Économie

Tandis que ses pairs de l’UE poussent un soupir de soulagement..La France critique la « soumission » des États-Unis à l’accord commercial

La France a dénoncé lundi l’accord commercial entre l’Union européenne et les Etats-Unis comme une « soumission », même si d’autres Etats membres de l’UE ont largement soutenu un accord qu’ils reconnaissent comme déséquilibré mais qui évite une guerre commerciale économiquement dommageable avec Washington.

L’accord-cadre, annoncé dimanche entre deux économies représentant près d’un tiers du commerce mondial, verra les États-Unis imposer un droit de douane de 15 % sur la plupart des produits de l’UE à partir du mois prochain, mais offre une certaine protection aux industries critiques comme l’automobile et les produits pharmaceutiques. C’est la moitié du taux que Washington avait menacé, mais bien plus que ce que les Européens espéraient. Le président américain Donald Trump, qui a cherché à exploiter les menaces tarifaires pour remodeler le commerce mondial depuis son retour à la Maison Blanche cette année, a salué l’accord dimanche lors d’un voyage en Écosse, le qualifiant de « plus gros accord jamais conclu ». Mais la France, deuxième économie européenne, a tourné cet accord en dérision. « C’est un jour sombre lorsqu’une alliance de peuples libres, réunis pour affirmer leurs valeurs communes et défendre leurs intérêts communs, se résigne à la soumission », a écrit le Premier ministre François Bayrou sur X. Le président français Emmanuel Macron n’a fait aucun commentaire public.
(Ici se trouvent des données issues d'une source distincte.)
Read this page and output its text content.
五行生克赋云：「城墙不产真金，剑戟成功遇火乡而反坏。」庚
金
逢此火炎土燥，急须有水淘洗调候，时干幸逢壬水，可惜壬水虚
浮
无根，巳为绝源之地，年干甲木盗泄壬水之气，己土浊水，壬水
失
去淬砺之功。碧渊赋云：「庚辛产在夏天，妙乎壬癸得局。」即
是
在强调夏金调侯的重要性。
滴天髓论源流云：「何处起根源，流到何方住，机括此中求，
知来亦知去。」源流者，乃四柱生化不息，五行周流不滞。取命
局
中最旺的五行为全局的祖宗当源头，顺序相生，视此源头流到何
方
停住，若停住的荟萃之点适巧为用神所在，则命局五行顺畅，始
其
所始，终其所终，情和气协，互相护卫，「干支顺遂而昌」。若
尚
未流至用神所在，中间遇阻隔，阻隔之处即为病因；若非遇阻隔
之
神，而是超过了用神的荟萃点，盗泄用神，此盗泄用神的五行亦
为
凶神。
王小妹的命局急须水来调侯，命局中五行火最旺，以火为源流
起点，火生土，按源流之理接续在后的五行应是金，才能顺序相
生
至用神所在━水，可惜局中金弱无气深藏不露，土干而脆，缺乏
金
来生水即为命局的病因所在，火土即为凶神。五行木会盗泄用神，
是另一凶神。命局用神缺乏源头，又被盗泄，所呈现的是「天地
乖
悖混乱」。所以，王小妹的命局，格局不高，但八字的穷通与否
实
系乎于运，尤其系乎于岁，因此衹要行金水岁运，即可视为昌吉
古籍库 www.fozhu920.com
Alors que l’humeur des autres gouvernements européens était résolument sombre, la plupart s’accordaient à dire que l’échec à parvenir à un accord aurait été désastreux. « Cet accord a réussi à éviter un conflit commercial qui aurait durement touché l’économie allemande, tournée vers l’exportation », a déclaré le chancelier allemand Friedrich Merz, qui dirige la plus grande économie du bloc des 27 pays de l’UE. S’adressant aux journalistes lundi, le haut responsable du commerce de la Commission européenne, qui négocie les accords commerciaux pour l’UE, a déclaré que permettre l’imposition de droits de douane de 30 % aurait été « bien, bien pire ». « C’est clairement le meilleur accord que nous pouvions obtenir dans des circonstances très difficiles », a déclaré le commissaire européen au Commerce, Maros Sefcovic. Plusieurs pays de l’UE ont reconnu que l’accord établit une certaine certitude avec le plus grand partenaire commercial de l’Europe après des mois de turbulences, la Suède, par exemple, le qualifiant de « moins mauvaise alternative » et l’Espagne le soutenant, bien que « sans enthousiasme ». La gestion des échanges commerciaux étant du ressort de la Commission européenne, le mécontentement de pays comme la France quant à l’issue des négociations qui ont duré des mois ne fera pas capoter l’accord-cadre. De nombreux détails de l’accord n’étaient pas immédiatement connus, mais les responsables de l’UE ont déclaré qu’ils seraient clarifiés dans une déclaration commune qui devrait être finalisée d’ici le 1er août. Les entreprises européennes se demandent néanmoins si elles doivent se réjouir ou se lamenter de cet accord. « Ceux qui s’attendent à un ouragan sont reconnaissants d’avoir une tempête », a déclaré Wolfgang Große Entrup, directeur de l’association allemande de l’industrie chimique VCI.